By Leah Curtin, RN, ScD(h), FAAN
“Sleep, gentle sleep that…knits up the raveled sleave of care.” —Shakespeare, Macbeth, Act II, Scene II
As most nurses know,sleep disturbance is a leading cause of hospital complications, including falls and delirium. Studies of humans and other animals show sleep plays a critical role in metabolism, memory, learning, and other vital functions. Our bodies regulate sleep in much the same way that they regulate eating, drinking, and breathing, suggesting that sleep serves a similar critical role in our health and well-being.
Scientists have developed several theories that may help explain why we spend a third of our lives sleeping.
Sleep theories
One theory is that sleep provides an opportunity for the body to repair and rejuvenate itself. Recently, these ideas have gained support from empirical evidence. The most striking of these is that animals deprived entirely of sleep lose all immune function and die in just a matter of weeks. This is further supported by findings that many of the major restorative functions in the body occur mostly, or in some cases only, during sleep. Other rejuvenating aspects of sleep are specific to the brain and cognitive function.
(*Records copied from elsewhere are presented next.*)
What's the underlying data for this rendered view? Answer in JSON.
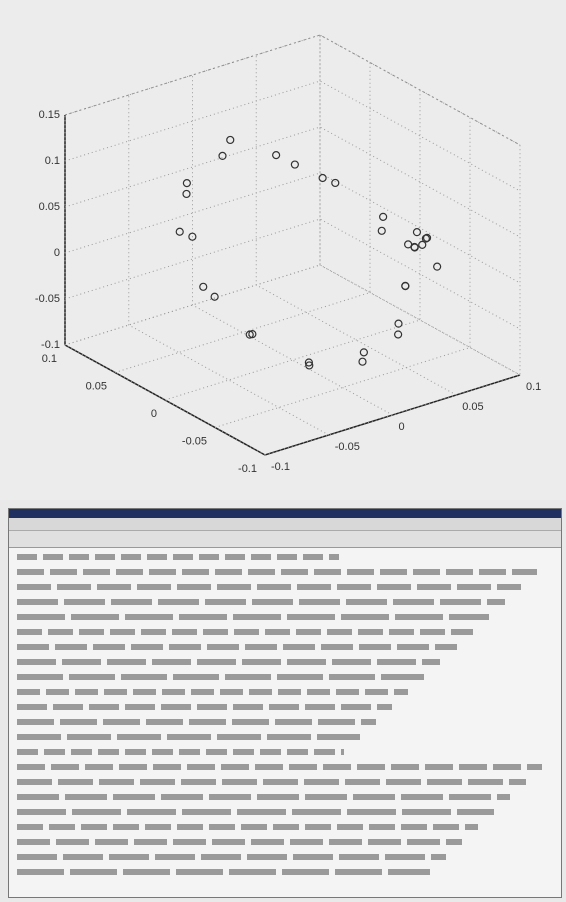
{
  "chart_data": {
    "type": "scatter3d",
    "x": [
      0.07,
      0.061,
      0.035,
      0,
      -0.035,
      -0.061,
      -0.07,
      -0.061,
      -0.035,
      0,
      0.035,
      0.061,
      0.075,
      0.055,
      0.04,
      0.005,
      -0.03,
      -0.055,
      -0.065,
      -0.055,
      -0.03,
      -0.005,
      0.03,
      0.055,
      -0.02,
      -0.025,
      -0.015,
      -0.03,
      -0.02,
      -0.01,
      -0.025,
      -0.035
    ],
    "y": [
      0,
      0.035,
      0.061,
      0.07,
      0.061,
      0.035,
      0,
      -0.035,
      -0.061,
      -0.07,
      -0.061,
      -0.035,
      0.01,
      0.045,
      0.055,
      0.075,
      0.065,
      0.04,
      0.005,
      -0.03,
      -0.055,
      -0.065,
      -0.055,
      -0.04,
      0.08,
      0.085,
      0.09,
      0.082,
      0.075,
      0.088,
      0.078,
      0.086
    ],
    "z": [
      0.08,
      0.071,
      0.045,
      0.01,
      -0.025,
      -0.051,
      -0.06,
      -0.051,
      -0.025,
      0.01,
      0.045,
      0.071,
      0.09,
      0.06,
      0.05,
      0.02,
      -0.03,
      -0.045,
      -0.055,
      -0.06,
      -0.03,
      0.0,
      0.04,
      0.065,
      0.0,
      0.01,
      -0.005,
      0.015,
      0.005,
      -0.01,
      0.02,
      -0.015
    ],
    "xlim": [
      -0.1,
      0.1
    ],
    "xticks": [
      -0.1,
      -0.05,
      0,
      0.05,
      0.1
    ],
    "ylim": [
      -0.1,
      0.1
    ],
    "yticks": [
      -0.1,
      -0.05,
      0,
      0.05,
      0.1
    ],
    "zlim": [
      -0.1,
      0.15
    ],
    "zticks": [
      -0.1,
      -0.05,
      0,
      0.05,
      0.1,
      0.15
    ],
    "color": "#333333",
    "grid": true
  }
}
One of the most recent and compelling explanations for why we sleep is based on findings that sleep is correlated to changes in the structure and organization of the brain. This phenomenon, known as brain plasticity, is not entirely understood, but its connection to sleep has important implications.
My sleep-deprived story
Recently, I was all-too-miserably reminded of the challenges of sleeping in a hospital when I spent 7 fitful nights recovering from bowel resection surgery. My sleep was disturbed not only by pain and nausea, but also by hourly interruptions from various clinicians. Vital signs were checked every 4 hours, a frequency that could actually be reduced for most patients to every 8 hours. At 3 am each morning, someone drew blood for follow-up laboratory tests. On several occasions, the I.V. pump beeped to tell me that one of my medications had run out. I had to push the call button to alert the desk, and eventually someone would take care of it. And then I was given medications every 4, 6, and 8 hours. Patient-centric hourly rounds sound great—unless the clinician wakes patients up. To make matters worse, some caregivers flip on overhead lights before they even reach the patient’s bedside.
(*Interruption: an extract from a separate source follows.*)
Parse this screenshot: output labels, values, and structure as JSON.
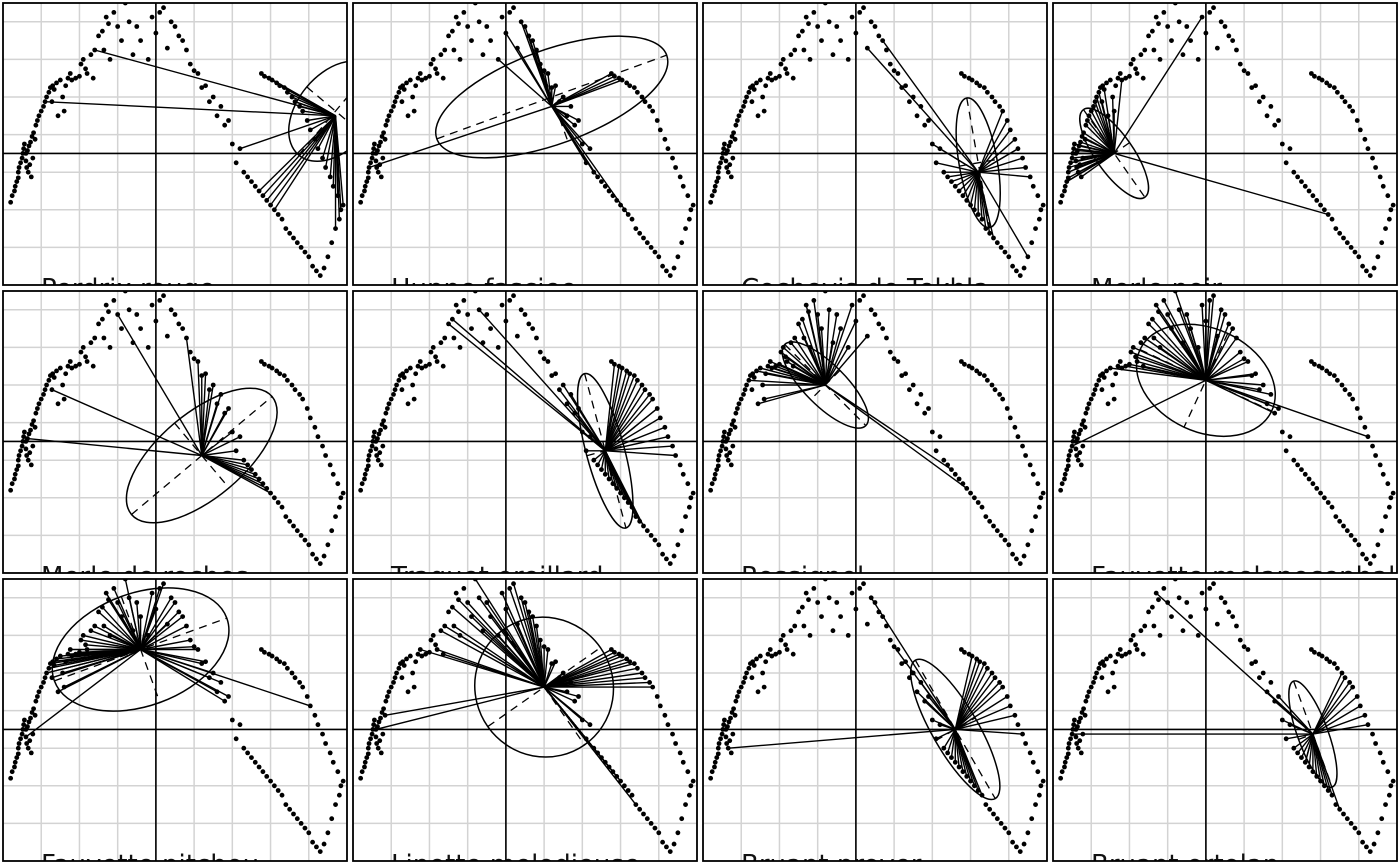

Between 10 pm and 6 am, I didn’t go more than an hour without interruption, with one exception: I was pitifully mewling to the night nurse about being sleep deprived, and she made all the difference, combining activities (vital signs, medications, and blood drawing) all in one trip so I could get 4 hours of sleep that night. By the way, if you’re thinking patients can sleep during the day, I’ll remind the gentle reader that from 6 am to 10 pm, all the comings and goings of healthcare staff, students, and visitors make it almost impossible for patients to sleep.
Improving sleep in hospitals
Hospitals could make some important changes to help patients get the sleep they need. For example, I don’t see any reason, other than collaboration among departments and personnel, why vital signs, medications, rounding, and phlebotomy services can’t be done at the same time. And I.V. pumps could send their alarms directly to the nurses’ phones rather than beeping patients awake. Some interventions, such as vital signs, can and should be evaluated according to individual patient needs rather than the hospital’s routine.
Hospitals should develop and implement sleep protocols and evaluate patients periodically for their suitable use. Protocols influence the thinking and behavior of all personnel, and they form a foundation for habitual activity. Wouldn’t it be great if a protocol could enhance the patient’s condition by promoting sleep?
Leah Curtin, RN, ScD(h), FAAN
Executive Editor, Professional Outreach
American Nurse Today
Selected reference
Siegel JM. Clues to the functions of mammalian sleep. Nature. 2005; 437(7063):1264-1271.